When P and I were in Chicago we went to the Jeff Koons exhibit at the Museum of Contemporary Art. I definitely liked some of his stuff (see picture). His statement talked about reintroducing a feeling of childlike wonderment. These sculptures are huge and the force you to see all the little wrinkles and such as if it was a real balloon. You also see yourself in the reflection. The scale makes you feel small again. The material makes you curious - what is that stuff? How does it work? How did he make this? All of those questions are things kids ask all the time but we informed adults usually glaze over.
Some of his other stuff was less cool and less effective. We saw a little group getting lectured by the docent and talked b/tw ourselves about whether the artist intended everything the docent was saying or whether art critics just read into it all, whether post-conceptualization and serendipity and process make the product just as much as the initial concept does. I said without thinking: "Art is something you have to believe in." And it is. It requires faith like believing in God or religion. You have to make a jump because if you never buy into it then you'll never benefit from it.
I think love is the same way. You have to believe in it. You have to believe it's true or that it can be true. The world you live in is the one you choose to see. If you don't believe love can be real then it will never be. If you don't believe it's worth the investment of time and effort and emotion then it won't be.
Sometimes I scoff at people with more faith than mine. They believe in things I once did and I think they're foolish for doing so. That's pretty arrogant and lame on my part. I just realized that I also scoff at people in love sometimes. And that's even worse. I think they can't possibly be that happy, they're way too young to know what they're doing, or they just don't know what they're in for. Above all things I want to believe in love. I mean, I've seen it work and it looks like a good deal: my grandparents were married for 64 years. That's the most beautiful thing I can think of in the whole world. And my parents have been married 33 years. They all got married really young and they made it.

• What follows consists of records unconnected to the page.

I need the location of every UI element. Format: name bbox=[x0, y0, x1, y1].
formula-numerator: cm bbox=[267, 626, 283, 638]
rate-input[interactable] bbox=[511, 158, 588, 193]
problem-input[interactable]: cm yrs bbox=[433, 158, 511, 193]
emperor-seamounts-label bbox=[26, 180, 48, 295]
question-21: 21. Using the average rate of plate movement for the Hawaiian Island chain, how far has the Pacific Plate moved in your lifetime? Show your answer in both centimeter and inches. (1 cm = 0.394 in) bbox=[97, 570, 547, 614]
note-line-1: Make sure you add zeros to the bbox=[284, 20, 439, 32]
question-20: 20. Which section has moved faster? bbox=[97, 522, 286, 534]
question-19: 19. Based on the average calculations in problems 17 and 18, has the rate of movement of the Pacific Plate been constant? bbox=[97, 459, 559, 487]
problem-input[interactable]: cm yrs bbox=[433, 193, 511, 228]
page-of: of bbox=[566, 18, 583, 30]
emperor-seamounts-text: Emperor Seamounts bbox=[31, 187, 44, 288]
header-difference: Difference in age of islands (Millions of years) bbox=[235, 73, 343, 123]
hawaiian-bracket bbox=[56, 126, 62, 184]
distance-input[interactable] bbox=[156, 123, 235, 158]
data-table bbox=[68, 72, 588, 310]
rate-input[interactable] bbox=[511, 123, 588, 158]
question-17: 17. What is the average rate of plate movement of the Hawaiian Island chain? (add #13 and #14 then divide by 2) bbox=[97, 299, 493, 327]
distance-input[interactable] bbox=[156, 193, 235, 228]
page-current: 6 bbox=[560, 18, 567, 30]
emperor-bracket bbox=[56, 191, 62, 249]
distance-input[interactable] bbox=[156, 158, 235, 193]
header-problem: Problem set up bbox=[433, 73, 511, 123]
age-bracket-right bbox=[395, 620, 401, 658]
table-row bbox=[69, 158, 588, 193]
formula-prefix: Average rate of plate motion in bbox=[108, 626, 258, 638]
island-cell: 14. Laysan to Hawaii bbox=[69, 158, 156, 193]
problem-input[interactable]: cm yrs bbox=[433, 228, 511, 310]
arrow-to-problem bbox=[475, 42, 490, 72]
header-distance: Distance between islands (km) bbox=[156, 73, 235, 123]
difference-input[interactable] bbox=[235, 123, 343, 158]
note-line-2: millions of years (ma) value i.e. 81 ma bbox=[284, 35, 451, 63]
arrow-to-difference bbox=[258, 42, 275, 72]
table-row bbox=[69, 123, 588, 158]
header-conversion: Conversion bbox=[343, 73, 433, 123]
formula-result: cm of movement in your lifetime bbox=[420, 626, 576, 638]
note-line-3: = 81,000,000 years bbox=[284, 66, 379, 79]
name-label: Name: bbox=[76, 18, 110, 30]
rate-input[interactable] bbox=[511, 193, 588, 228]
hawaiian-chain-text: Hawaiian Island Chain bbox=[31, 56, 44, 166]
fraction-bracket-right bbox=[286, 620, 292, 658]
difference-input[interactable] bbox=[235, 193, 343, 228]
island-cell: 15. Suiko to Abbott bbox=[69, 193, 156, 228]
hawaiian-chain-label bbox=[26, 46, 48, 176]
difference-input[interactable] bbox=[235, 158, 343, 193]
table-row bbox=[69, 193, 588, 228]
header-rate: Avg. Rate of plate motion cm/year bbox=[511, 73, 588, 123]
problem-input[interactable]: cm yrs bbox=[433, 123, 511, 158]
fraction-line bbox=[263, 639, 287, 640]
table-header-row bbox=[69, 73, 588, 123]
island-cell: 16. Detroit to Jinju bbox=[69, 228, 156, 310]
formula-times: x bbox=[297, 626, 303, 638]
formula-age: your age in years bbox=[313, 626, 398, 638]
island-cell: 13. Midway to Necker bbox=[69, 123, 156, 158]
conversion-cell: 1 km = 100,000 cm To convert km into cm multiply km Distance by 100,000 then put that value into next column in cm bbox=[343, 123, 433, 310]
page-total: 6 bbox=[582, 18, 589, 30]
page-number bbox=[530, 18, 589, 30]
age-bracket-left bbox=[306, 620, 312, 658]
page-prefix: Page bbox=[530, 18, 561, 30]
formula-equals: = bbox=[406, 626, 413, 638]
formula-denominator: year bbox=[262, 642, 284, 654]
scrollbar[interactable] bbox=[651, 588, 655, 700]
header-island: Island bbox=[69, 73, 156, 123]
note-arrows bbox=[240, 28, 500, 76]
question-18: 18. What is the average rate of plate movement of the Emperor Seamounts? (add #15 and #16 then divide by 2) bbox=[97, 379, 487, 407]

I think my generation's fears about marriage are permeating my idealistic Christian culture picture. But if it comes down to believing in something hopefully and being in love idealistically, or fearing something and never believing in it enough to let it happen, I'm gonna go with the former. It's not a question of believing in a happy lie or facing a sad truth. The difference is that the belief creates the reality. If you believe it can be good and special and real it will be, and if you believe it will be crappy and terrible and disappointing it'll be that. In reality, love is both the good and the bad but the picture one paints determines which side triumphs.
My hungover thoughts on a Saturday "morning".